I’m not smart, but have you tried that?
local Top = Vector3.fromNormalId(Part.TopSurface)
local Back = Vector3.fromNormalId(Part.BackSurface)
local AbsoluteY = math.abs(Top - Back)
That doesn’t apply to all orientations. The goal is to acquire the bottom Y point from global Y-axis and also the top Y point, to calculate the height.
Also the code doesn’t work, because the argument accepts enums.
But the Vector3.FromNormalId() transforms the enum into a vector, why shouldn’t it?
Edit: I have understood it.
Hey!

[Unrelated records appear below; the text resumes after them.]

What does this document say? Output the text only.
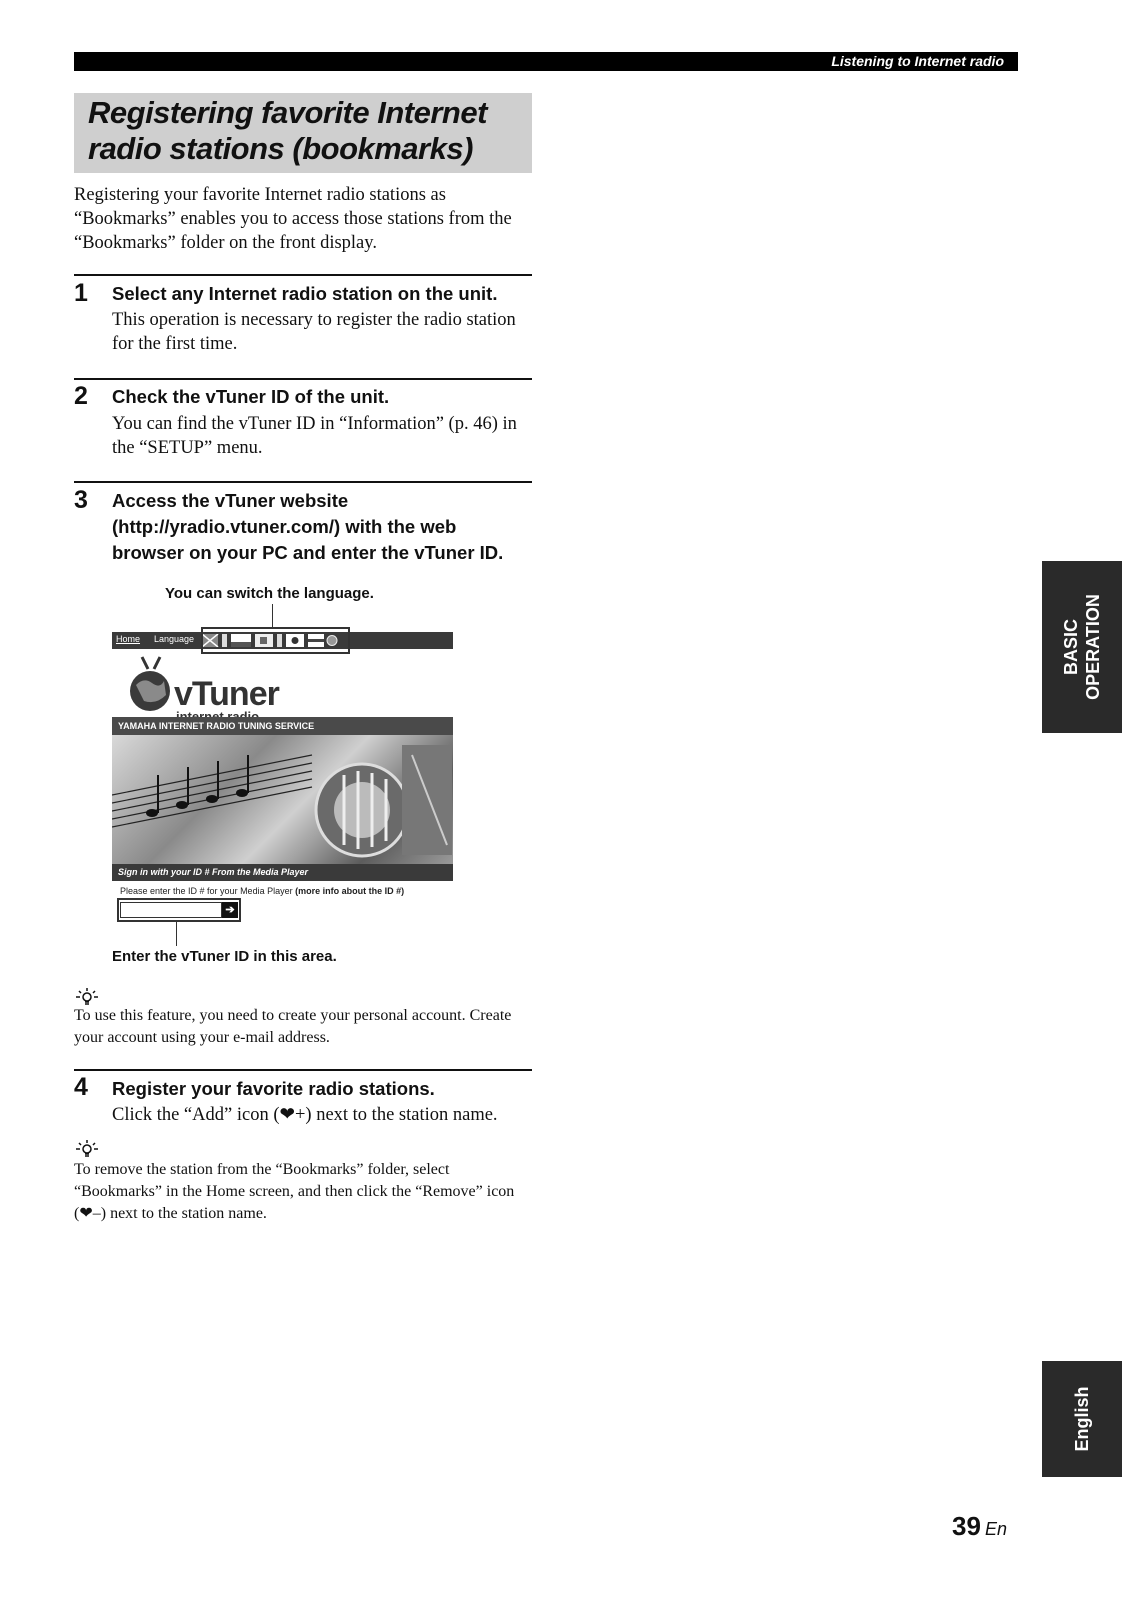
Listening to Internet radio
Registering favorite Internet radio stations (bookmarks)
Registering your favorite Internet radio stations as “Bookmarks” enables you to access those stations from the “Bookmarks” folder on the front display.
1 Select any Internet radio station on the unit.
This operation is necessary to register the radio station for the first time.
2 Check the vTuner ID of the unit.
You can find the vTuner ID in “Information” (p. 46) in the “SETUP” menu.
3 Access the vTuner website (http://yradio.vtuner.com/) with the web browser on your PC and enter the vTuner ID.
You can switch the language.
Home Language
vTuner
YAMAHA INTERNET RADIO TUNING SERVICE
Sign in with your ID # From the Media Player
Please enter the ID # for your Media Player (more info about the ID #)
➔
Enter the vTuner ID in this area.
To use this feature, you need to create your personal account. Create your account using your e-mail address.
4 Register your favorite radio stations.
Click the “Add” icon (❤+) next to the station name.
To remove the station from the “Bookmarks” folder, select “Bookmarks” in the Home screen, and then click the “Remove” icon (❤–) next to the station name.
BASIC OPERATION
English
39 En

This is a really good question; what I ended up doing is found each corner of your part, then I took the highest point and the lowest point & subtracted to two to get the distance.
I took some math from Stravants Gap Fill to grab the vertices.
Heres what I came up with!
local function getCorners(part)
local size, cframe, pos = part.Size, part.CFrame, part.CFrame.p
local x, y, z = size.X/2, size.Y/2, size.Z/2
local r1, r2, r3, r4, r5, r6, r7, r8, r9, r10, r11, r12 = cframe:components()
local xV, yV, zV = Vector3.new(r4, r7, r10), Vector3.new(r5, r8, r11), Vector3.new(r6, r9, r12)
local xVX, yVY = xV * x, yV * y
local Corners = {
pos + xVX + yVY + zV * z, pos + xVX + yVY - zV * z,
pos - xVX + yVY + zV * z, pos - xVX + yVY - zV * z,
pos + xVX - yVY + zV * z, pos + xVX - yVY - zV * z,
pos - xVX - yVY + zV * z, pos - xVX - yVY - zV * z
}
return Corners
end
while wait() do
local Corners = getCorners(game:GetService("Workspace"):WaitForChild("Selection"))
if Corners then
local y1, y2 = -math.huge, math.huge
for _,pos in pairs(Corners) do
local Y = pos.Y
if Y > y1 then
y1 = Y
end
if Y < y2 then
y2 = Y
end
end
local diff = y1 - y2
print("Difference : "..diff)
end
end
Keep in mind that this will work on every axis as well; https://i.imgur.com/XmaYUZO.png
The above solution is very clever. The way I would have done it is using RayCasting. First I would define the “axis” to measure the height of, then I would use Model:GetBoundingBox to get the “maximum size” using the pythagorean theorem. Next I would RayCast from this position (offset by a tiny amount) to the center of the part which would give me the position of the edge of the part. I would repeat this for the opposite side of the part giving me two positions. Next I’d just get the distance between the two points.
I don’t get it.
Is it possible to get the position of the corners of the part? If so, could you explain it better?
That function will return a table full of each corner’s position!
Why this? Is it very important?
We use that in order to compared it to all of the other Y values and see if its the highest or lowest one, if it is then we store it.
Talk about overcomplicating things.
cf = part.CFrame
sz = part.Size
a = cf.TopVector * sz.Y
b = cf.LookVector * sz.Z
c = cf.RightVector * sz.X
yTop = math.max(math.max(a.y, b.y), c.y)
YBottom = math.min(math.min(a.y, b.y), c.y)
Same idea could be used for the x and z extents too. Wait, this actually needs a bit more detail… I need a sum somewhere in there.
I’ve probably posted about this trick before – multiply the |second row of the rotation matrix| by size, then sum.
local function worldHeight(part)
local w = part.Size*part.CFrame:inverse().upVector
return math.abs(w.x) + math.abs(w.y) + math.abs(w.z)
end
Here’s a ghetto visualization:
The inversion is a quick way to isolate the second row of the matrix, since inversion is equivalent to transposition when you’re working with rotations.